Antiandrogen therapy for prostate cancer

In 2004, we reported that increased expression of the androgen receptor (AR) conferred resistance to existing antiandrogen therapies by converting the cellular response from antagonism to agonism. This observation led us to search for new antiandrogens that could overcome this resistance, resulting in the discovery of enzalutamide with our collaborator, Michael Jung at UCLA. Enzalutamide was approved for treatment of advanced prostate cancer in 2012. We also developed apalutamide, which was approved in 2018 for use in men with castration-resistant prostate cancer who are at risk for metastasis to delay disease progression.
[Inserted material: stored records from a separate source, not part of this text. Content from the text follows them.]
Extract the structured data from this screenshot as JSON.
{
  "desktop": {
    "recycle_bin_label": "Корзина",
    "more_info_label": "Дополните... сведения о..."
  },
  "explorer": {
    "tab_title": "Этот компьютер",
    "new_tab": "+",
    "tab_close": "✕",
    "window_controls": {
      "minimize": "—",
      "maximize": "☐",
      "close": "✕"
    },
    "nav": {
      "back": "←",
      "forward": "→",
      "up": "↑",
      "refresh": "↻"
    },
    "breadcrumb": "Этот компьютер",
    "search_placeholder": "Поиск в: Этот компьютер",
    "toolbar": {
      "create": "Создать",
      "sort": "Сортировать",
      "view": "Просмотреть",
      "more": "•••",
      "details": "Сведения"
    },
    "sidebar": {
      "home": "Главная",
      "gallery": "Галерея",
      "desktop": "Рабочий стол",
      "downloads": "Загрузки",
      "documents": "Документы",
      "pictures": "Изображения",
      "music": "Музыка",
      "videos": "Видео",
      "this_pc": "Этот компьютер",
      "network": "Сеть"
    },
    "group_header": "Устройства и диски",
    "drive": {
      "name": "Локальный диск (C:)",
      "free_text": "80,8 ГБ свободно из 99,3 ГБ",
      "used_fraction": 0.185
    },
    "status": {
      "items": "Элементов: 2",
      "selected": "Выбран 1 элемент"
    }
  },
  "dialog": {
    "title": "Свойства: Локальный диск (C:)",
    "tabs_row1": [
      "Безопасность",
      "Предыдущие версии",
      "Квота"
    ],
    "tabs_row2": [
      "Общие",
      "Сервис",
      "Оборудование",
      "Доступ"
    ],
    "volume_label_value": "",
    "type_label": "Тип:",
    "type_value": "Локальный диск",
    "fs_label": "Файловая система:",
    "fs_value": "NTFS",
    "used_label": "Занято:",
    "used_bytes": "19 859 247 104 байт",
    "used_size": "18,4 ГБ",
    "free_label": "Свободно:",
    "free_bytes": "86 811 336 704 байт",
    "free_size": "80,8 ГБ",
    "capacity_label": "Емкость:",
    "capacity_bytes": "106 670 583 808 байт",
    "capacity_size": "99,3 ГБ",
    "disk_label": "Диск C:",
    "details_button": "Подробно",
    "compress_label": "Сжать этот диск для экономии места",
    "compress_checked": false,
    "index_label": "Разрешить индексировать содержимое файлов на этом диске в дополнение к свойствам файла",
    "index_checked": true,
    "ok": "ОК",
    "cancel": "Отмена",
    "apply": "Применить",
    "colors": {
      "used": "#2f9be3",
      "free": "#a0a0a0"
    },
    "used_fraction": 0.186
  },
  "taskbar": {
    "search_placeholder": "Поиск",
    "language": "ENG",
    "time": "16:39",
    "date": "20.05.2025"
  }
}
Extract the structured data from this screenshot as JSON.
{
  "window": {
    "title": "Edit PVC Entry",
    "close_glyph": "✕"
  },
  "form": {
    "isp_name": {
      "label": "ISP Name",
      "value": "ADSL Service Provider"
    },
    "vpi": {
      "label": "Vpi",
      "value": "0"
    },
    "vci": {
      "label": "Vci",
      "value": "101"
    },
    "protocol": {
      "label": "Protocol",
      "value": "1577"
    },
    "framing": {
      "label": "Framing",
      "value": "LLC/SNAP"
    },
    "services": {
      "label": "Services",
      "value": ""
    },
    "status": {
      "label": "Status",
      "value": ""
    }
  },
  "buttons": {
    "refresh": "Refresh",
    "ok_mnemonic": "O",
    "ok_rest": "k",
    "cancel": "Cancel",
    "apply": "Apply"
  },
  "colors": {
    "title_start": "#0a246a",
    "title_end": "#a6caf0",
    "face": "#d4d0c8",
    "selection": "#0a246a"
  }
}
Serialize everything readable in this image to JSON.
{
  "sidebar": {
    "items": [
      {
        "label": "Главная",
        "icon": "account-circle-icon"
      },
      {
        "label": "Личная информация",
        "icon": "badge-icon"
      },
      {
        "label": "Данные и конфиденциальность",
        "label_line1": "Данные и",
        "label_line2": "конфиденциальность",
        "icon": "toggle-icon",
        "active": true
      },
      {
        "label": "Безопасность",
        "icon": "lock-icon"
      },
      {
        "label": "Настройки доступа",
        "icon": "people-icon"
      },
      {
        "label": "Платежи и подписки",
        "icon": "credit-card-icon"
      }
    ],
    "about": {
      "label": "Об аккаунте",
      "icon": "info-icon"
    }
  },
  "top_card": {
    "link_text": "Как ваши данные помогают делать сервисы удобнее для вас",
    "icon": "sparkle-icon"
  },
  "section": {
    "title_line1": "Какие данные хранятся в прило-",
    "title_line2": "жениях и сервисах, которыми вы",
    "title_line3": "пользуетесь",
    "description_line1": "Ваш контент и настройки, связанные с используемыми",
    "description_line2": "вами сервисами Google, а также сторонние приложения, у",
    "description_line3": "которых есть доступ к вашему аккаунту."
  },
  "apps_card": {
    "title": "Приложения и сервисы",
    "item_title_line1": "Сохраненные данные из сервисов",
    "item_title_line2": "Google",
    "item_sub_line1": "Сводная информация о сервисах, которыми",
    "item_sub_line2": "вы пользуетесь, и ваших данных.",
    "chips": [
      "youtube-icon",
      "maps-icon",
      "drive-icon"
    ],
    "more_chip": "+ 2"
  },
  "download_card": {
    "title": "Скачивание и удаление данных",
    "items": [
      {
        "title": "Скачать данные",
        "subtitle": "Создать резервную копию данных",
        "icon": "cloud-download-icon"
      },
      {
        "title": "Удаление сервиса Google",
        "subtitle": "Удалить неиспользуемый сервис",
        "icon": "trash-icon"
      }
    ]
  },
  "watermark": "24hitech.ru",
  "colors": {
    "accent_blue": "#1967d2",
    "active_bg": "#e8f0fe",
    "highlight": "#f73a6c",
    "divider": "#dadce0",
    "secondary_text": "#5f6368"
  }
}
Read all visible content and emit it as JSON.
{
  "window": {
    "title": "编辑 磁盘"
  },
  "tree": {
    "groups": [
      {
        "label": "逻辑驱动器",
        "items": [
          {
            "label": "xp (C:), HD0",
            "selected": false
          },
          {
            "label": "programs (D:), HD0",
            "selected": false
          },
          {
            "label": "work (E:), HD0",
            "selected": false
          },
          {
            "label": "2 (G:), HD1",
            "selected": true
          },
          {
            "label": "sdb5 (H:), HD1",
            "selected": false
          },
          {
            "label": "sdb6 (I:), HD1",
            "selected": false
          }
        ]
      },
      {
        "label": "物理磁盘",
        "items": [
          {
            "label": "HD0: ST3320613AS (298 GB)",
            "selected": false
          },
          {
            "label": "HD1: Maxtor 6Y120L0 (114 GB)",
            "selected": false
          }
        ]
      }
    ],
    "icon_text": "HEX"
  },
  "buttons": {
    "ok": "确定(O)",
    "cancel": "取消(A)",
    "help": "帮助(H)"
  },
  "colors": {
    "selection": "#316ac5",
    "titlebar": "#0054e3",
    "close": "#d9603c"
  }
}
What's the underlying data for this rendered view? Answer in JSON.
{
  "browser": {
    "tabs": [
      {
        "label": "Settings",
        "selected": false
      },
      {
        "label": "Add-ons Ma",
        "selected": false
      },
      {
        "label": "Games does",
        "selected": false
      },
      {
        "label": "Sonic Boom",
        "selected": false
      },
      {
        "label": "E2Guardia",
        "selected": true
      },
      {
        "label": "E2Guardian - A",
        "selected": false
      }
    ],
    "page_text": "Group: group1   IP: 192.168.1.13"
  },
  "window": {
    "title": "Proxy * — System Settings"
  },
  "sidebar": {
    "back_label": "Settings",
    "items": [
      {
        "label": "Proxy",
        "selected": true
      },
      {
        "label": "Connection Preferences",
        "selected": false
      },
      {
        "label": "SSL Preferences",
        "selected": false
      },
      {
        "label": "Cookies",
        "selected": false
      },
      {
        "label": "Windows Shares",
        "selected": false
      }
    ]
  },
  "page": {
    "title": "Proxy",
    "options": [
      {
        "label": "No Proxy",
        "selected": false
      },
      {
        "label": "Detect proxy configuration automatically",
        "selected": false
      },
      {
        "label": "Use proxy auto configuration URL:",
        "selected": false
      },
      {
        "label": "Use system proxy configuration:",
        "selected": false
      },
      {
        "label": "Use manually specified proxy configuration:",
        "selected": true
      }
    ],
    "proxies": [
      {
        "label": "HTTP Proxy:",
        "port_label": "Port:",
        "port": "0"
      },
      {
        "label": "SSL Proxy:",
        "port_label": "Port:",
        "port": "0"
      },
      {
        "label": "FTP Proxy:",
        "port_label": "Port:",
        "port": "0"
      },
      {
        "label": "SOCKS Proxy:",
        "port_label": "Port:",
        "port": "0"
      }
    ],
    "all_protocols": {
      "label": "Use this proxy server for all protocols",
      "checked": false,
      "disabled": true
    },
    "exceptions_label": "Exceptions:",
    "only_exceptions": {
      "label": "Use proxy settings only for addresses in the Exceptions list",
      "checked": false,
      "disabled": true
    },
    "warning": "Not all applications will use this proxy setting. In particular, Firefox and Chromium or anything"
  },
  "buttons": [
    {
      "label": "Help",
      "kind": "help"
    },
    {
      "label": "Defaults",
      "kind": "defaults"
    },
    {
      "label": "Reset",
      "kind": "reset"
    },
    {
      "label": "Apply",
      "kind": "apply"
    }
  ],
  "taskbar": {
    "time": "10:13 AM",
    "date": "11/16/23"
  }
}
Apalutamide inhibits the androgen receptor through a mechanism of action similar to enzalutamide.

PI3-kinase signaling in prostate cancer

The high frequency of PTEN loss in prostate cancer led us to study PI3-kinase signaling. We discovered reciprocal negative feedback between PI3-kinase and androgen receptor signaling in prostate cancers with PTEN loss and, with Neal Rosen, therapeutic strategies with combinations of alpha- and beta-specific inhibitors that delay drug resistance. In addition, we discovered an oncogenic role for the vesicular trafficking protein RAB35 in a screen for novel regulators of PI3-kinase activation.

Kinase inhibitors for chronic myeloid leukemia

Our laboratory approach is rooted in our history of expertise in BCR-ABL kinase signal transduction. As a clinician investigator in chronic myeloid leukemia (CML), I co-led the phase I and phase II clinical trials of imatinib (with Brian Druker and Moshe Talpaz) culminating in its FDA approval in 2001. My laboratory discovered mutations in the BCR-ABL kinase domain as the primary mechanism of resistance to imatinib, and then collaborated with John Kuriyan to show that these mutations impaired drug binding through steric hindrance (in some cases) or through altered conformation of the kinase domain (more commonly). Based on predictions from the “altered conformation” hypothesis, we identified dasatinib as a second generation ABL inhibitor that can overcome nearly all forms of imatinib resistance. I co-led the phase I and phase II clinical trials of dasatinib that resulted in its approval by the FDA in 2006.